«Non quia timemus non audemus, sed quia non audemus, timemus»
-(Sénèque)
«Ce n'est pas parce que nous avons peur que nous n'osons pas; c'est parce que nous n'osons pas que nous avons peur».

L’hypocrisie canadienne prospère sur le dos des colonisés que nous sommes

Aimer le Canada... à en perdre la raison

Laissons-nous bercer par la comptine officielle : à ce qu’on nous répète chaque jour, le Canada serait un pays merveilleux.

Nos fédéralistes aiment même faire croire qu’il s’agit du meilleur pays au monde. Il arriverait au premier rang en matière de tolérance, de diversité, d’ouverture, de générosité. On nous le vend comme un phare pour l’humanité. Comment pourrait-on avoir même l’idée de s’en séparer ?

Pourtant, ce pays n’hésite pas, ces temps-ci, à céder à son péché mignon : le mépris des Québécois et plus largement, celui de la langue française.

Français

C’est ce qu’on pourrait appeler l’hypocrisie canadienne. Ce pays prétend reconnaître les identités qui s’y trouvent, mais censure la reconnaissance du peuple québécois, qui est pourtant un de ses deux peuples fondateurs.

Il prétend valoriser le bilinguisme officiel, mais consacre en fait la domination de l’anglais et la relégation du français au statut de bibelot folklorique.

Quelques exemples récents le confirment.

Nous avons entendu parler de cette compilation musicale célébrant les 150 ans du Canada réalisée par Universal Music. On y trouve 100 chansons, et pas une en français.

N’y voyons pas un complot de méchants Anglais. Ses concepteurs ont simplement oublié notre existence. Pour eux, le Canada est un pays anglais.

Ils n’ont pas tort. Il n’y a qu’au Québec qu’on aime croire le contraire. On a besoin de le croire, sans quoi on devrait s’avouer que nous demeurons dans un pays qui nous traite comme un tapis.

On a vu passer aussi tout récemment la controverse aux Jeux de la francophonie canadienne. Leur slogan ? Right Fiers !

Parlons français en anglais : c’est ce qu’on pourrait appeler une idée typiquement canadienne ! C’était pourtant un aveu involontaire : voilà le sort que réserve le Canada à la langue française et aux francophones.

Ce mépris se confirme dans la vie politique.

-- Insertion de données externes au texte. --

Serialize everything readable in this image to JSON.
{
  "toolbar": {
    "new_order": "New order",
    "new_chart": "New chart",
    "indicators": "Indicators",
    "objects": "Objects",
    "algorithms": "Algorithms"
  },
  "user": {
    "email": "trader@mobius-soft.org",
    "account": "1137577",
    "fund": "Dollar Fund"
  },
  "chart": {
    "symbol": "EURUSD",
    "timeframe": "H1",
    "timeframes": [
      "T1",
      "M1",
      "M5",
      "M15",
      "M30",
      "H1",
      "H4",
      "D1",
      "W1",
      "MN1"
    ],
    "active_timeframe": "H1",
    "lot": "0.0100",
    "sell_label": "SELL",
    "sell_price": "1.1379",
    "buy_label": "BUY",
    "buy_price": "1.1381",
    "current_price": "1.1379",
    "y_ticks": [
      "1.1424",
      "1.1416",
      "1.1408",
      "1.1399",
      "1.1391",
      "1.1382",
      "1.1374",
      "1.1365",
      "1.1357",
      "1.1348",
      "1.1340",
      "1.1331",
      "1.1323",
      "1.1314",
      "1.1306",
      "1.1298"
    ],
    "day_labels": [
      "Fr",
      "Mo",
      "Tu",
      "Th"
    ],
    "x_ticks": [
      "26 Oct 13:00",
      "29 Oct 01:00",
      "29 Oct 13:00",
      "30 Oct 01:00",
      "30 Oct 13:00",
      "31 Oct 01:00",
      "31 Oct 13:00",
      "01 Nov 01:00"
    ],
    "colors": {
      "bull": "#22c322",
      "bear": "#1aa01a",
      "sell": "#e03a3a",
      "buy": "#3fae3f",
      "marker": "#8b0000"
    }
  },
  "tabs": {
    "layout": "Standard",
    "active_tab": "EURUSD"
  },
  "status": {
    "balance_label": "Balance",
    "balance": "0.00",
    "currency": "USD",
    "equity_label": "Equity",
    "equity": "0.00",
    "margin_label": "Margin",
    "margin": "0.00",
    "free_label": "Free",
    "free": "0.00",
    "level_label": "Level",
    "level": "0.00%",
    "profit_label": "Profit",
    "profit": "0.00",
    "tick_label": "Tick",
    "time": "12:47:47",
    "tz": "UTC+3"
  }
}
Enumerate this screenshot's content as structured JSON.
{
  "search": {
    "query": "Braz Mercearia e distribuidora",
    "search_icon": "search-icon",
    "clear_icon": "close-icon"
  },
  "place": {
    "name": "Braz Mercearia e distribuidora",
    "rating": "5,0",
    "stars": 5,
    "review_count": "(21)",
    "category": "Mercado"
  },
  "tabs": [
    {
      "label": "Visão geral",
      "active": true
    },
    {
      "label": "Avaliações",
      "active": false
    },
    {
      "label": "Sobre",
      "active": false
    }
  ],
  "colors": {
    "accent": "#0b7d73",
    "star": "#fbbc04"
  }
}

Philippe Couillard, ces derniers temps, a très prudemment et très timidement cherché à rouvrir la question constitutionnelle.

Ce fédéraliste pur et dur, qui jamais au grand jamais ne penserait à l’indépendance, a voulu rappeler que l’exclusion du Québec de la constitution demeurait une question importante. Il ne voulait pas presser les choses, mais simplement rappeler qu’un jour, il faudrait l’évoquer.

Non !

Le Canada lui a répondu clairement : non, non, et encore non. Ce que demande le Québec n’est jamais urgent ni important.

Ce qui est triste, dans tout cela, c’est qu’une bonne partie de nos élites s’est donné une mission : nous faire croire que rien n’est jamais grave. La constitution ? Un détail ! C’est probablement pour cela que le Canada vénère la sienne et la place au cœur de son identité.

Ce sont des endormeurs de peuple.

C’est ce que Robert Laplante, le directeur de la revue L’Action nationale, appelle la logique de la minimisation des pertes.

Le coût n’est jamais trop élevé pour rester dans le Canada. On l’aime à en perdre la raison. C’est une mentalité de colonisé.